The conversation also covered the challenges of maintaining clinical-grade evidence for AI tools. Dr. Haug noted that the research community is still figuring out how to apply AI in a way that meets the rigorous standards of medicine, which traditionally relies on static interventions like drugs. AI, on the other hand, adapts based on the data it encounters, which complicates the process of proving its effectiveness. To address this, NEJM AI has adopted stricter criteria for publication and is working closely with statisticians to ensure that published studies meet the highest standards of evidence.

Ethical concerns, especially related to data privacy, were another key theme of the seminar. Dr. Haug, along with other panelists, discussed the importance of transparency in how patient data is collected and used. She emphasized that patients must be involved early in the research process and made aware of how their data will be used, not only during trials but in general. There is a growing risk that if patients feel their privacy is not adequately protected, they may refuse to participate in data-sharing initiatives, which would hamper the advancement of AI in healthcare. Dr. Haug warned that the loss of trust in how patient data is handled could significantly slow the progress of AI research.

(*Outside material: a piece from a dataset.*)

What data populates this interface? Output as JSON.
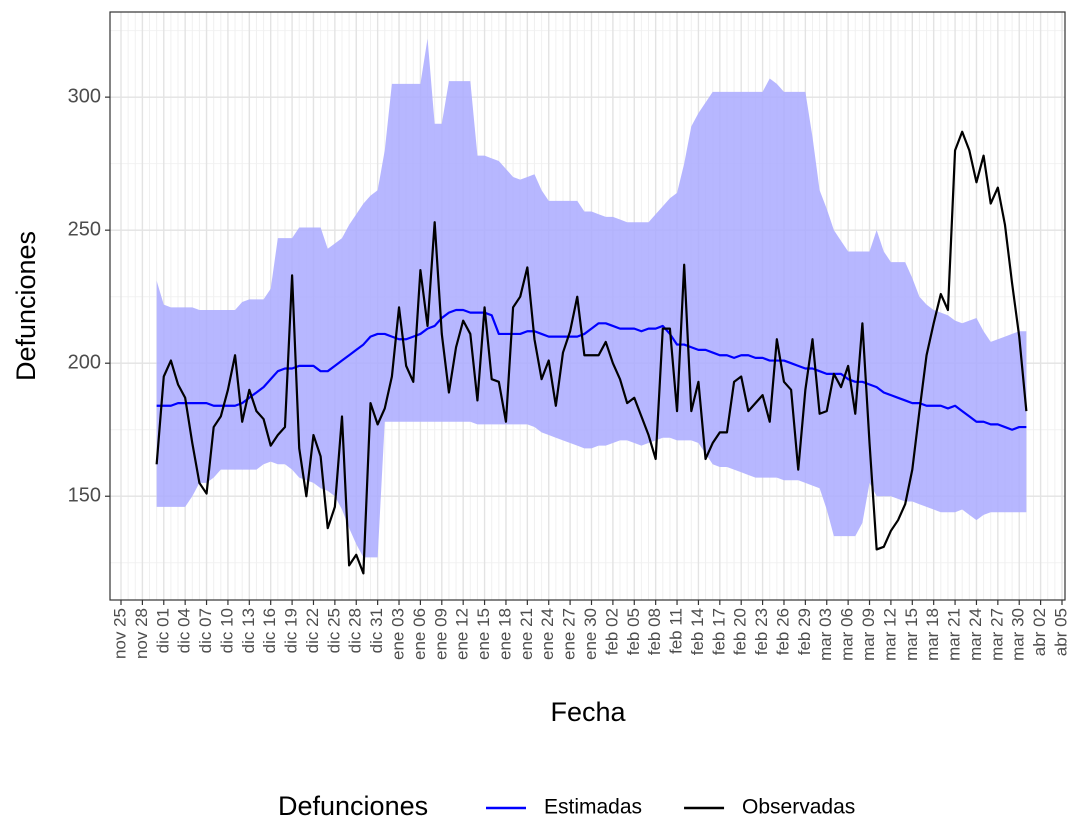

Dr. Jonathan Weiner, the discussant, echoed many of Dr. Haug’s points and expanded the conversation by stressing the importance of collaboration among healthcare institutions, such as Hopkins, to tackle the hurdles AI presents. Dr. Weiner emphasized that AI must be embedded into the healthcare system and public health, not treated as a standalone tool. He noted that AI’s potential goes beyond medical diagnostics to address broader issues related to population health, community well-being, and social factors that impact healthcare outcomes. He also pointed out that AI cannot be effective without good science, context, and proper implementation.

During the Q&A, several participants raised thought-provoking questions. Dr. Peter Greene addressed the issue of sponsored content in NEJM AI, questioning how it is presented and whether it undergoes any form of editorial review. Dr. Haug clarified that sponsored content is not peer-reviewed and does not go through the same editorial process as other published content. She acknowledged the concerns, explaining that while this content allows the journal to remain selective in the manuscripts it accepts, the editorial team remains open to suggestions on how to clearly differentiate such material to avoid confusion among readers.

Dr. Harold Lehmann, another participant, shifted the focus to how AI can be used to improve the process of scientific publishing itself. He asked Dr. Haug whether NEJM AI was considering ways to use AI tools to enhance the quality of journal articles and streamline the editorial process. Dr. Haug expressed interest in the idea, stating that while NEJM AI is currently exploring the use of AI in limited areas, such as podcast summaries, there is a broader opportunity for AI to revolutionize publishing practices. She emphasized, however, that AI-generated content would still need oversight to ensure accuracy and maintain high standards of quality.

An important topic that emerged from the audience questions was the need to report negative results in AI research. Rajanikanth, a participant, asked about how the journal handles negative findings, particularly when AI tools fail to perform as expected in different settings. Dr. Haug acknowledged that while it can be difficult for authors to publish studies that show their tools did not work as intended, such results are crucial for advancing the field. She pointed out that understanding why an AI tool works in one environment but not in another is key to refining the technology and improving future applications. The journal, she said, is committed to publishing these important findings and fostering a more transparent dialogue around the limitations of AI.

As the seminar came to a close, Dr. Dai thanked the speakers and participants for their insights and contributions. He reminded the audience of the next seminar in the series, featuring Dr. Mark Dredze from Johns Hopkins University’s Whiting School of Engineering, which will take place in November 2024.